Professor Umar was indeed an unsong hero who preferred to remain unknown despite his outstanding academic charisma and prowess. He chose to be reserved and unceremoniously built a new system of hope for the hopeless as well as institutions. On many occasions, he would not hesitate to offer funds to meet the financial demands of the Bayero University Kano central mosque and other religious activities. He was a true servant of Allah who mainly aligned with the spiritual world and relegated the taste for materialism to the farthest background.He was a moral and generous elite who lived for others and transformed many lives.
Unlike many Professors who display a high degree of scholarly pomposity, Professor Umar was an extraordinary Professor in every meaning of the term. Until his death, he never bothered to showcase human superiority complex or capacity, for he knew its damning implications on his towering personality and his Islamic faith. He was very simple, spoke adaquately less but thought increasingly more to sustain the marvel of an academic icon. His absolute composure in relation to his academic discipline and interaction with the mainstream society for which his intellectual attributes were dedicated are always worthy of remembering and celebrating. In other words, there was an awesome chemistry between his practical life and the society’s evolution, albeit he attempted to suppress its soaring aura, probably for the fear of being labeled as an eye service provider.
Just as controlled modesty and humility were not dead on the screen of his psyche, so also was Umar’s academic flamboyance was not allowed to rear its ugly head to derail his proper perception of knowledge having a universal and spiritual meaning and its whopping impacts on human development and sustainability.

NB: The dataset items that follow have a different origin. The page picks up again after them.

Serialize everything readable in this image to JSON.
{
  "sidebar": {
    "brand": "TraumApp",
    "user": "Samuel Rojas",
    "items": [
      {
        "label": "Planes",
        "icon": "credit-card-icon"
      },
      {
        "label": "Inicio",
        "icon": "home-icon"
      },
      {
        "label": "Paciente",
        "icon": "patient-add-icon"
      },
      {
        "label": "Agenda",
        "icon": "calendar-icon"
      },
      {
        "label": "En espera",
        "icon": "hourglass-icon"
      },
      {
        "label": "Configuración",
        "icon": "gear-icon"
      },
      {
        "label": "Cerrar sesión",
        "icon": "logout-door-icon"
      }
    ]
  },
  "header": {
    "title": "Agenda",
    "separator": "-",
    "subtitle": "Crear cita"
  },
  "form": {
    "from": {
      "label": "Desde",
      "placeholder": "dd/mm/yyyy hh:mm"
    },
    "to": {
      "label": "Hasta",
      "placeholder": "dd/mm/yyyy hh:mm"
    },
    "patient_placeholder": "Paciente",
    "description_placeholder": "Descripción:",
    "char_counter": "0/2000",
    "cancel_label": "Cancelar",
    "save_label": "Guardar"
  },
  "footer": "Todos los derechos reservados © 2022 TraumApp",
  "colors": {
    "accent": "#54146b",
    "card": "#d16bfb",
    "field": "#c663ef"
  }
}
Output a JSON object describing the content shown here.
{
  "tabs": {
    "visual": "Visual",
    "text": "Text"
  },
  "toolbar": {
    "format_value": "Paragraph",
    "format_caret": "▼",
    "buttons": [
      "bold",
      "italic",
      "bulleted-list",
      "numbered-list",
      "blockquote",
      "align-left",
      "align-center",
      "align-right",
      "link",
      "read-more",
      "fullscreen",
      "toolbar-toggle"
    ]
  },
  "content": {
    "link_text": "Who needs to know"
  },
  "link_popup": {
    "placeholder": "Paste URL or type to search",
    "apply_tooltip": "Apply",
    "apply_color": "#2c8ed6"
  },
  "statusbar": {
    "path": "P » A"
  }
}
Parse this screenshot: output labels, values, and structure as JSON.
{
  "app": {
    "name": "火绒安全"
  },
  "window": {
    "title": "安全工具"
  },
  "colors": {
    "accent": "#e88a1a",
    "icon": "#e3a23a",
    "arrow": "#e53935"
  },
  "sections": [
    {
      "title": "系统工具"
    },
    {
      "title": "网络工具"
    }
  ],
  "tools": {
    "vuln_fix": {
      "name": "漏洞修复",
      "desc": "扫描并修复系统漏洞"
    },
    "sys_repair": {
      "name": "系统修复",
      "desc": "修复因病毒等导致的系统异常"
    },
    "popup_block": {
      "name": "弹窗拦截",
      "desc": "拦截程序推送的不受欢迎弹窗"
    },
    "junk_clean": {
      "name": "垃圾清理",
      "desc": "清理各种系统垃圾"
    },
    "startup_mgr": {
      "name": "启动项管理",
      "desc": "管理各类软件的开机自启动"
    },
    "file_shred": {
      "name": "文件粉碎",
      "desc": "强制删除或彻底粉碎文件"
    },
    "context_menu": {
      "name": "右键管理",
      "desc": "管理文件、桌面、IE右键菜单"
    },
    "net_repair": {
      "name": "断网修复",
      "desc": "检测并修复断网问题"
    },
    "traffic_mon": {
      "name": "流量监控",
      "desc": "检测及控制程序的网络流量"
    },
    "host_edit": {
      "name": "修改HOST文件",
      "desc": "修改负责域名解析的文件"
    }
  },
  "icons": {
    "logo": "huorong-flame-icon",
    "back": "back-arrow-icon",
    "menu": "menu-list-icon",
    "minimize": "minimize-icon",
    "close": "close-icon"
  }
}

Influenced by this heroic philosophy, he left no one doubtful that education is really for prolific living at both the private and public levels.
In protruding solitude, he projected events, deciphered and fixed them accordingly and consistently to produce the desired outcome. His entire living was a deep expression of tolerance and human stability with a sustainable focus. He was able to mix knowledge construction with dispensation to enact direct bearings on his intellectual acument. His professorship had therefore concluded a complete circle revolving around different spheres of life.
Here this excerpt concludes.